Cumhuriyet gazetesi davasında avukatların tutuklanmasıyla başlayan ve Çağlayan’daki İstanbul Adliyesi önünde aylarca süren “Adalet Nöbeti” bir kez daha dava konusu oldu.

GEREKÇE, AVUKATLARA YAPILAN KONUŞMA

Adalet Nöbeti avukatlarından Kemal Aytaç’a 4 Mayıs 2017’de “adliye içerisinde bekleyen avukatlara yönelik konuşma yaptığı” gerekçesiyle, Türk Ceza Kanunu’nun 28/1. Maddesinden dava açıldı. Aytaç’a “Kanuna Aykırı Toplantı ve Gösteri Yürüyüşleri Düzenleme, Yönetme, Bunların Hareketlerine Katılma” suçlamasıyla açılan davanın 16 Nisan tarihinde yapılacak ilk duruşması koronavirüs gerekçesiyle 9 Nisan tarihinde görüldü. İddianame kabul kararının okunduğu duruşma "koronavirüs hakkında alınması gerekli önlemler, duruşma/takim ve defter yoğunluğu, ara kararların özellikleri birlikte gözetilerek yargılamanın 10/11/2020 günü saat 09.40 bırakılmasına karar verilerek" ertelendi.

İDDİANAME: "AYKIRILIK SUÇUNU İŞLEDİĞİ..."
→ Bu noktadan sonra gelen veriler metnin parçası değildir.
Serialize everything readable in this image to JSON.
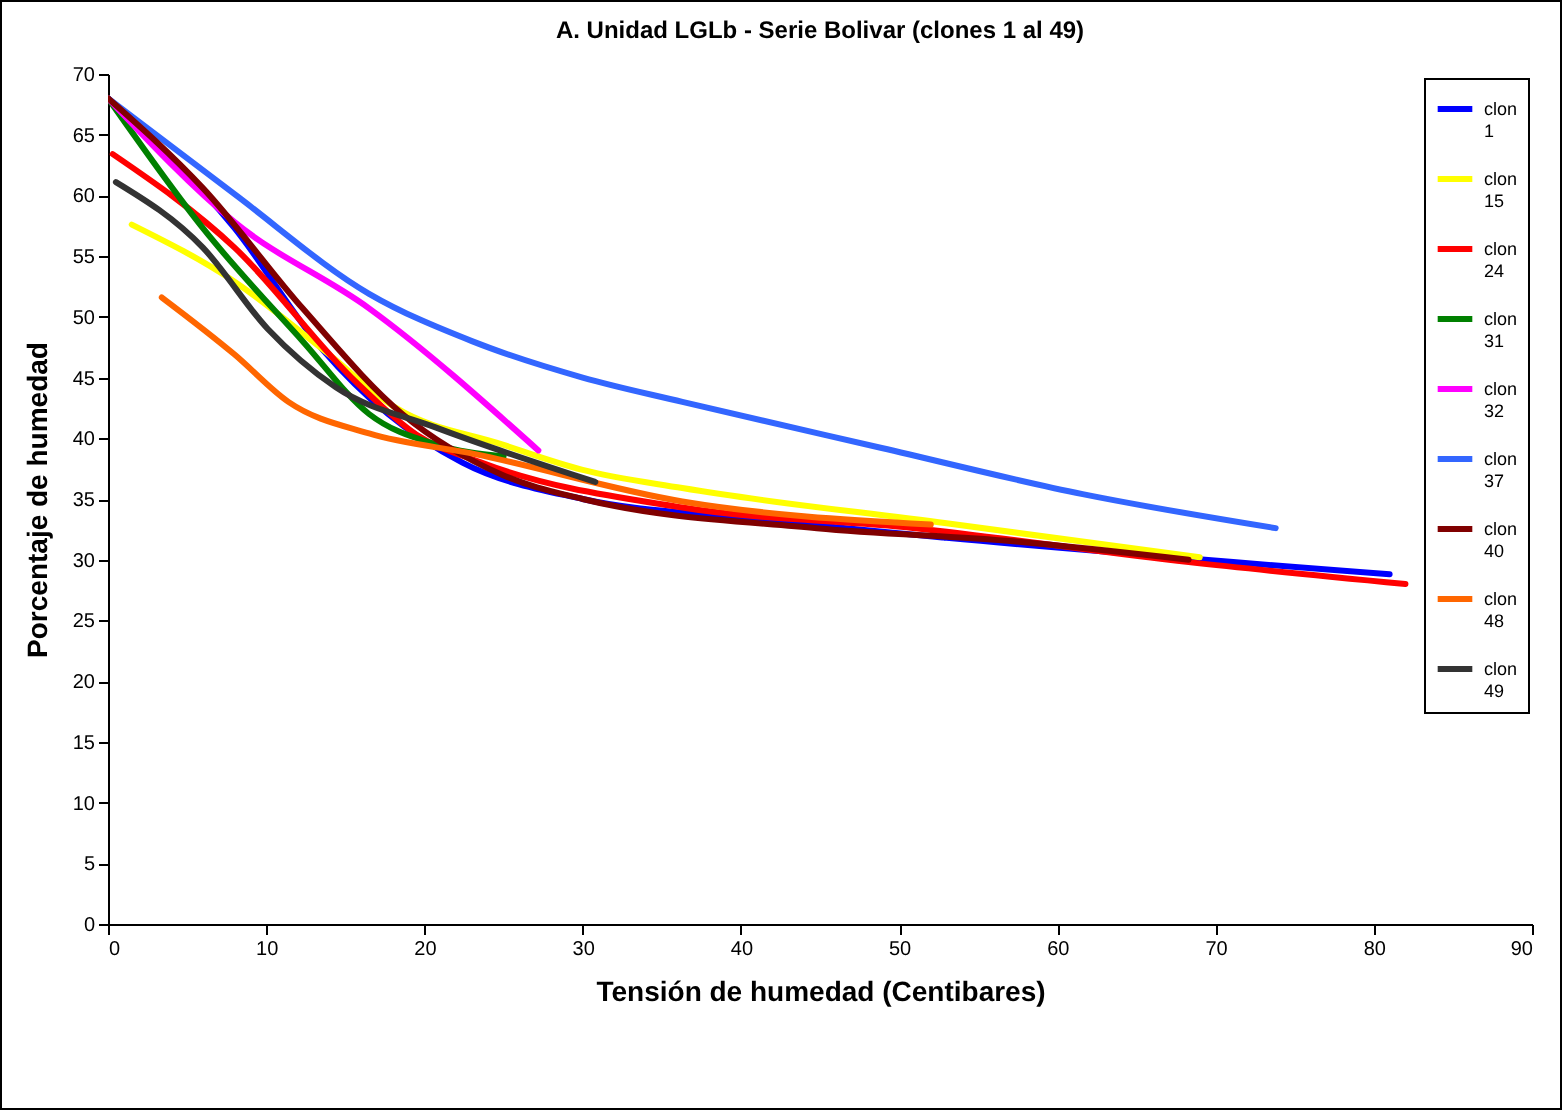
{
  "chart_data": {
    "type": "line",
    "title": "A. Unidad LGLb  - Serie Bolivar   (clones 1 al 49)",
    "xlabel": "Tensión de humedad (Centibares)",
    "ylabel": "Porcentaje de humedad",
    "xlim": [
      0,
      90
    ],
    "xticks": [
      0,
      10,
      20,
      30,
      40,
      50,
      60,
      70,
      80,
      90
    ],
    "ylim": [
      0,
      70
    ],
    "yticks": [
      0,
      5,
      10,
      15,
      20,
      25,
      30,
      35,
      40,
      45,
      50,
      55,
      60,
      65,
      70
    ],
    "grid": false,
    "legend": "top right",
    "marker": "none",
    "line_style": "solid",
    "series": [
      {
        "name": "clon 1",
        "color": "#0000ff",
        "x": [
          0,
          8,
          13.5,
          17.7,
          22.4,
          30,
          40.5,
          53,
          81
        ],
        "values": [
          68,
          57.3,
          47.4,
          42,
          38,
          35,
          33.4,
          31.8,
          28.8
        ]
      },
      {
        "name": "clon 15",
        "color": "#ffff00",
        "x": [
          1.5,
          8,
          13.5,
          18.2,
          24.9,
          30,
          36.3,
          53,
          69
        ],
        "values": [
          57.6,
          52.9,
          47.4,
          42.5,
          39.5,
          37.4,
          35.9,
          33,
          30.2
        ]
      },
      {
        "name": "clon 24",
        "color": "#ff0000",
        "x": [
          0.3,
          8,
          15.7,
          19.5,
          23.6,
          36.3,
          51,
          68.3,
          82
        ],
        "values": [
          63.4,
          55.7,
          44.6,
          40.3,
          38,
          34.3,
          32.6,
          29.8,
          28
        ]
      },
      {
        "name": "clon 31",
        "color": "#008000",
        "x": [
          0,
          6,
          12.3,
          16.5,
          20.7,
          25
        ],
        "values": [
          68,
          57.3,
          48,
          42,
          39.5,
          38.5
        ]
      },
      {
        "name": "clon 32",
        "color": "#ff00ff",
        "x": [
          0,
          8,
          16.5,
          27.2
        ],
        "values": [
          68,
          57.8,
          50.7,
          39
        ]
      },
      {
        "name": "clon 37",
        "color": "#3366ff",
        "x": [
          0,
          8,
          16.5,
          23,
          30,
          36.3,
          48.9,
          61.6,
          73.8
        ],
        "values": [
          68,
          60.1,
          51.9,
          48,
          45,
          43,
          39.2,
          35.4,
          32.6
        ]
      },
      {
        "name": "clon 40",
        "color": "#800000",
        "x": [
          0,
          6,
          12.3,
          18.6,
          24.9,
          30,
          44.8,
          57.4,
          68.3
        ],
        "values": [
          68,
          60.6,
          50.7,
          42,
          37,
          35,
          32.6,
          31.5,
          30
        ]
      },
      {
        "name": "clon 48",
        "color": "#ff6600",
        "x": [
          3.4,
          8,
          11.4,
          16.5,
          23.2,
          36.3,
          52
        ],
        "values": [
          51.6,
          46.9,
          43,
          40.4,
          38.7,
          34.8,
          32.9
        ]
      },
      {
        "name": "clon 49",
        "color": "#333333",
        "x": [
          0.5,
          6,
          10.1,
          14.4,
          20.7,
          30.8
        ],
        "values": [
          61.1,
          55.7,
          49,
          44.2,
          40.9,
          36.4
        ]
      }
    ]
  }
}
İstanbul Cumhuriyet Savcısı'nın hazırladığı iddianame, şu ifadelere yer verildi: "Kemal Aytaç’ın Adalet Nöbeti adı altında Cumhuriyet gazetesine yönelik yürütülen soruşturmanın tutuklu şüphelilerini desteklemek amacıyla İstanbul Adalet Sarayı C Blok -3.katta yer alan Fuaye alanına gelerek toplantı düzenlediği burada 100-120 kişiden müteşekkil toplulukta bulunan kişilere hitaben konuşma yaptığı, bu durumun İstanbul Adalet Sarayı özel güvenlik görevlilerince tutanağa bağlanarak suç duyurusunda bulunulduğu 2911 Sayılı Toplantı ve Gösteri Yürüyüşleri Kanunu'nun 'Yasak Yerler' başlıklı 22/1. Maddesinde genel yollar ile parklarda, mabetlerde kamu hizmeti görülen bina ve tesislerde ve bunların eklentilerinde ve Türkiye Büyük Millet Meclisine bir kilometre uzaklıktaki alan içinde toplantı yapılamayacağının belirtildiği, aynı Kanunun 'yasaklara aykırı hareket' başlıklı 28/1 maddesinde kanuna aykırı toplantı veya gösteri yürüyüşleri düzenleyen veya yönetenlerle bunların hareketlerine katılanların cezalandırılacağının belirtildiği, somut olayımızda ise şüpheli Kemal Aytaç'ın yukarıda belirtildiği gibi 2911 sayılı Kanunun 22/1 maddesinde kamu hizmeti görülen bina ve tesislerde toplantı yapılamayacağına ilişkin yasağa aykırı hareket ederek kamu hizmeti görülen yerlerden olan İstanbul Adalet Sarayı'nda toplantı düzenleyerek üzerine atılı 2911 sayılı Kanunun 28/1 maddesine aykırılık suçunu işlediği sonuç ve kanaatine varılmış olmakla, Şüphelinin yargılamasının Mahkemenizce yapılarak yukarıda gösterilen sevk gereğince maddeleri cezalandırılmasına, hakkında gerekli güvenlik tedbirlerinin uygulanmasına karar verilmesi, kamu adına talep ve iddia olunur."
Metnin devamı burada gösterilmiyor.